I would like to verify that these functions :
F1=(sqrt(3)sinh(sqrt(3)x)+3sin(x))/(3cos(x)+4-cosh(sqrt(3)*x))
F2=(2sqrt(3)sin((1/2)x)sinh((1/2)sqrt(3)x)+6cos((1/2)x)cosh((1/2)sqrt(3)x))/(3cos(x)+4-cosh(sqrt(3)*x))
G1=(4sqrt(3)cos((1/2)x)sinh((1/2)sqrt(3)x))/(3cos(x)+4-cosh(sqrt(3)x))
G2=(6cos((1/2)x)cosh((1/2)sqrt(3)x)+2sqrt(3)sin((1/2)x)sinh((1/2)sqrt(3)x)+2-2cos(sqrt(3)x))/(3cos(x)+4-cosh(sqrt(3)*x))
are a solution to the system of differential equations:
diff(F1)=F2^2
diff(F2) == F1*F2+G1
diff(G1) == F2*(F2-G2)+F2
diff(G2) == F2*(F1-G1)+G1.
Now, i have tried to solve the system directly with "desolve_system" which obviously didn't work.

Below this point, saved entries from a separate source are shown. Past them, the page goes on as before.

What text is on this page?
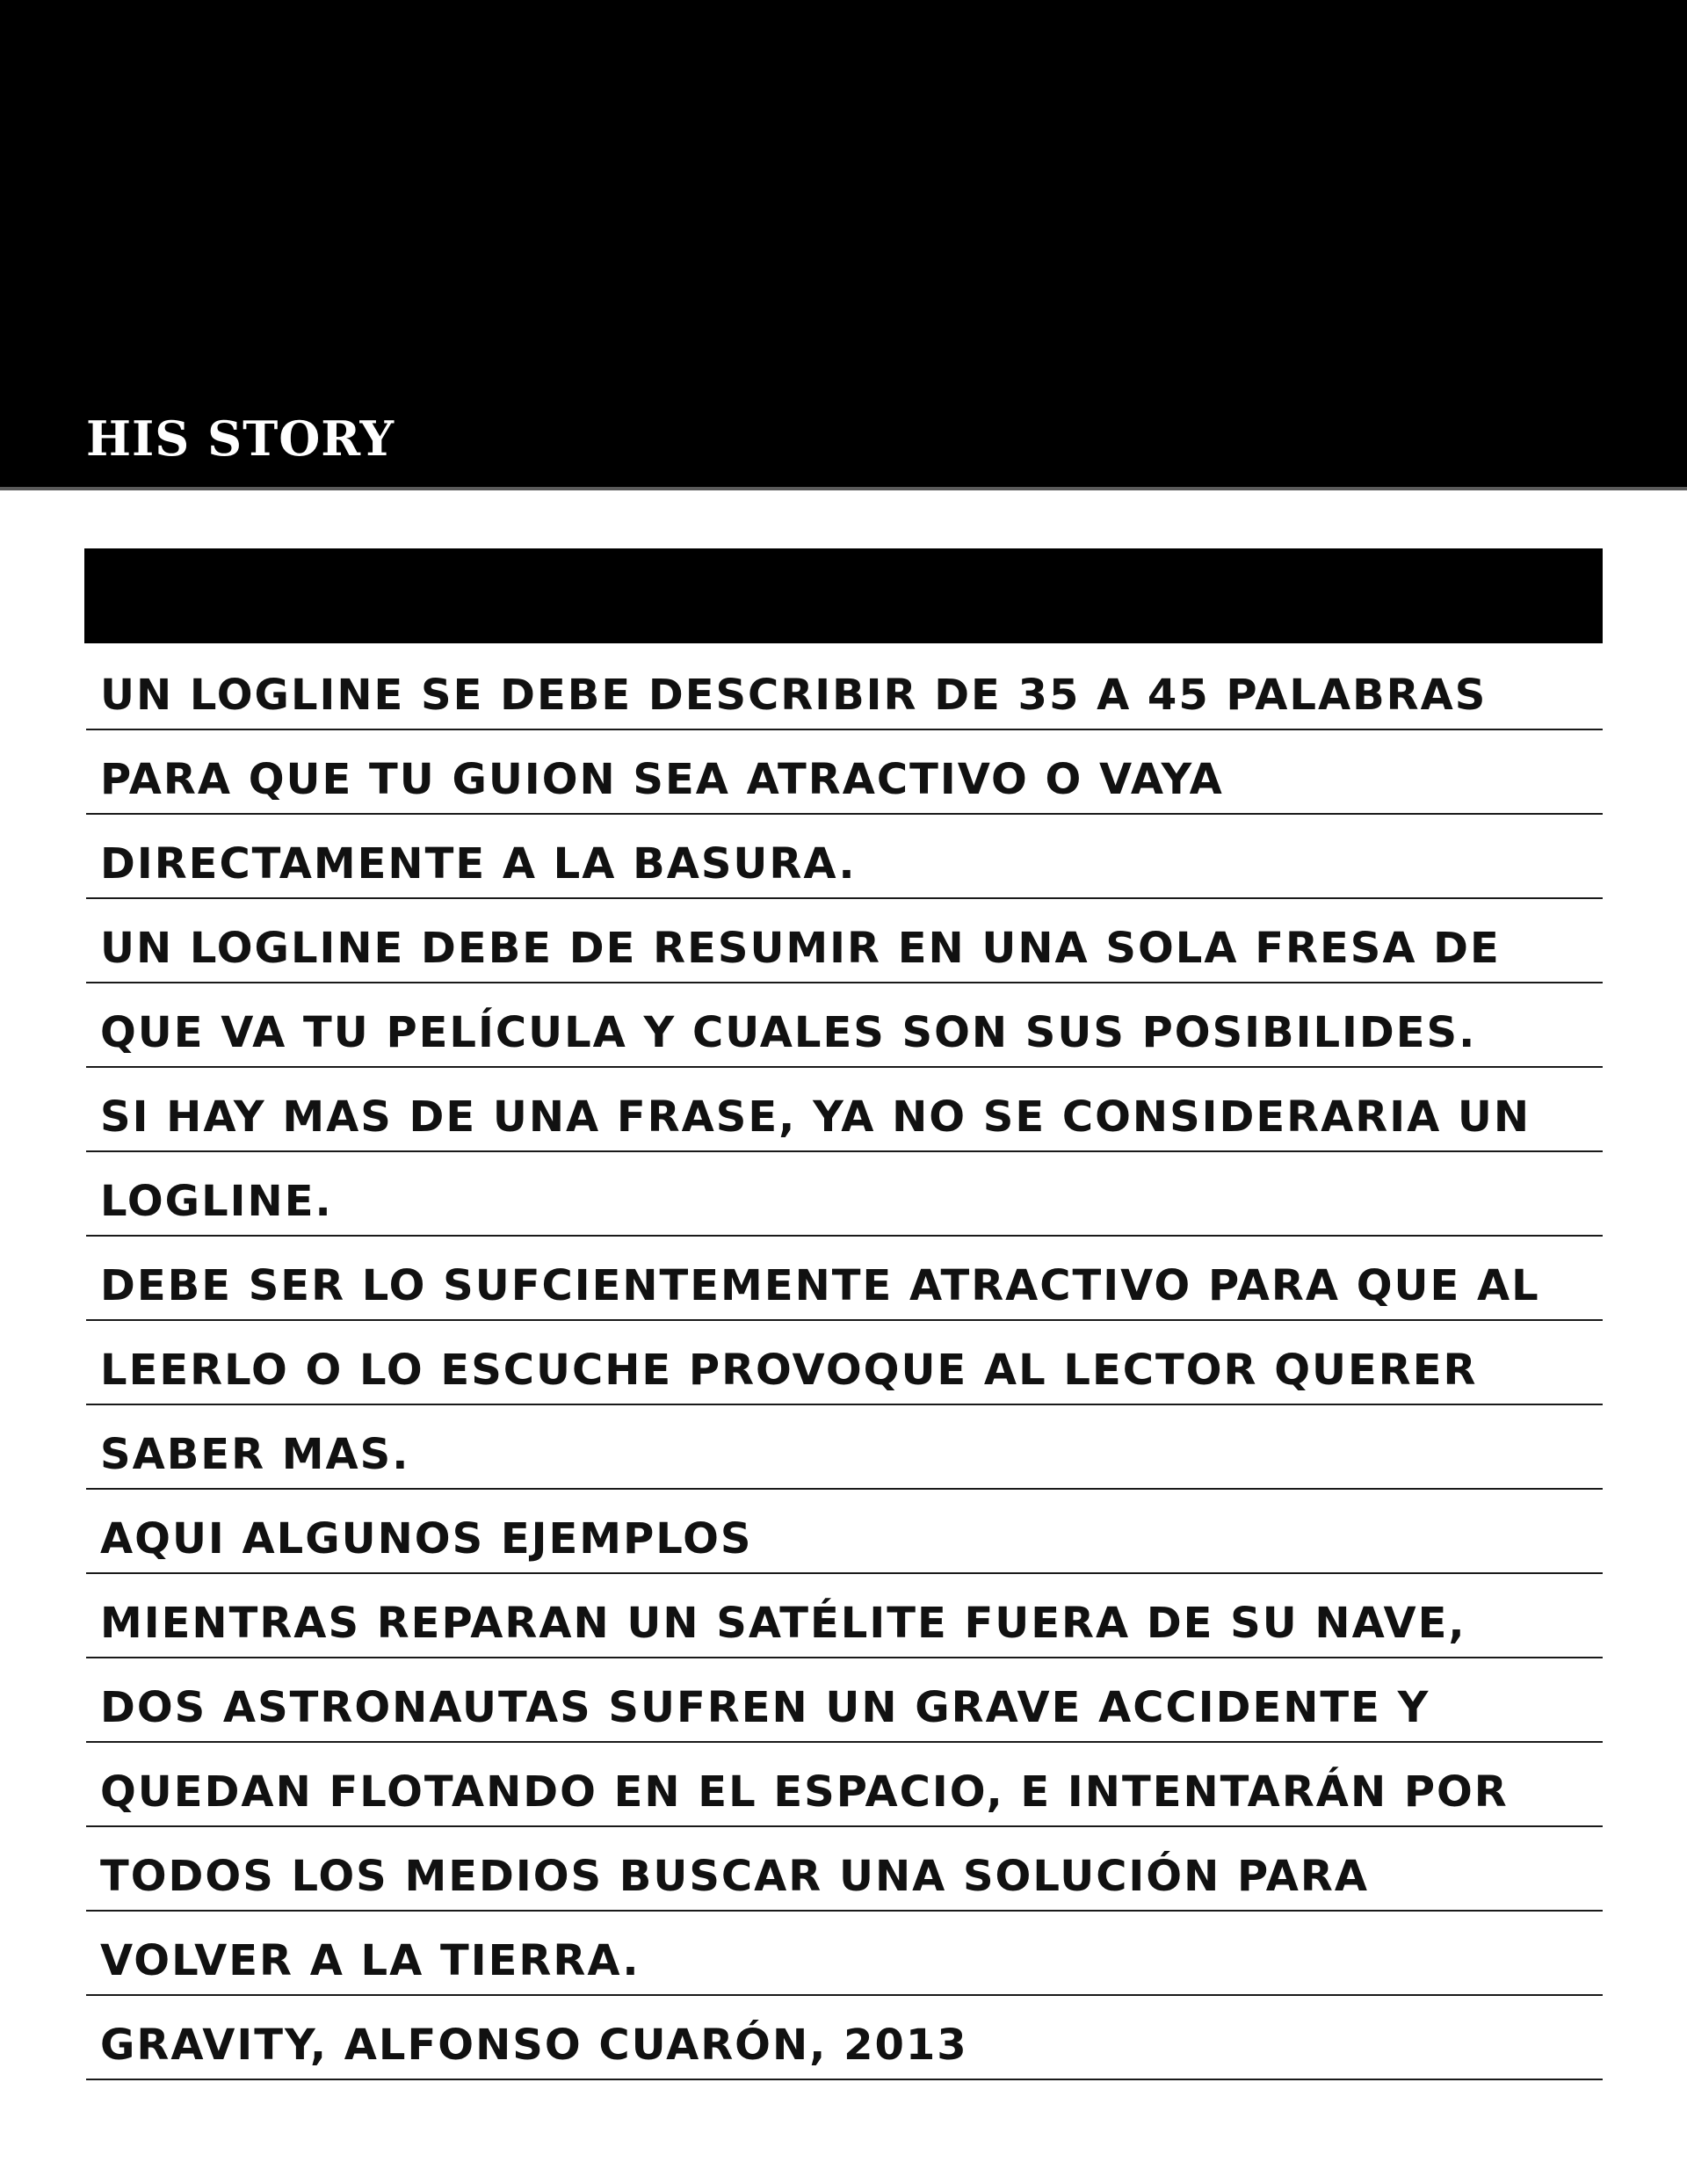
HIS STORY
UN LOGLINE SE DEBE DESCRIBIR DE 35 A 45 PALABRAS
PARA QUE TU GUION SEA ATRACTIVO O VAYA
DIRECTAMENTE A LA BASURA.
UN LOGLINE DEBE DE RESUMIR EN UNA SOLA FRESA DE
QUE VA TU PELÍCULA Y CUALES SON SUS POSIBILIDES.
SI HAY MAS DE UNA FRASE, YA NO SE CONSIDERARIA UN
LOGLINE.
DEBE SER LO SUFCIENTEMENTE ATRACTIVO PARA QUE AL
LEERLO O LO ESCUCHE PROVOQUE AL LECTOR QUERER
SABER MAS.
AQUI ALGUNOS EJEMPLOS
MIENTRAS REPARAN UN SATÉLITE FUERA DE SU NAVE,
DOS ASTRONAUTAS SUFREN UN GRAVE ACCIDENTE Y
QUEDAN FLOTANDO EN EL ESPACIO, E INTENTARÁN POR
TODOS LOS MEDIOS BUSCAR UNA SOLUCIÓN PARA
VOLVER A LA TIERRA.
GRAVITY, ALFONSO CUARÓN, 2013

After that i just differentiated the functions above using sage and hoped that sage could somehow verify that e.g F1'=F2^2 but sadly i couldn't show that this was equal because they had such different forms that sage didn't recognize them as equal. But i know for a fact that these functions satisfy the system of DE. is there any way i could prove this using sage, and if so: how could i do it? and i am looking for an algebraic solution not a numeric one.
I would appreciate any answert to my post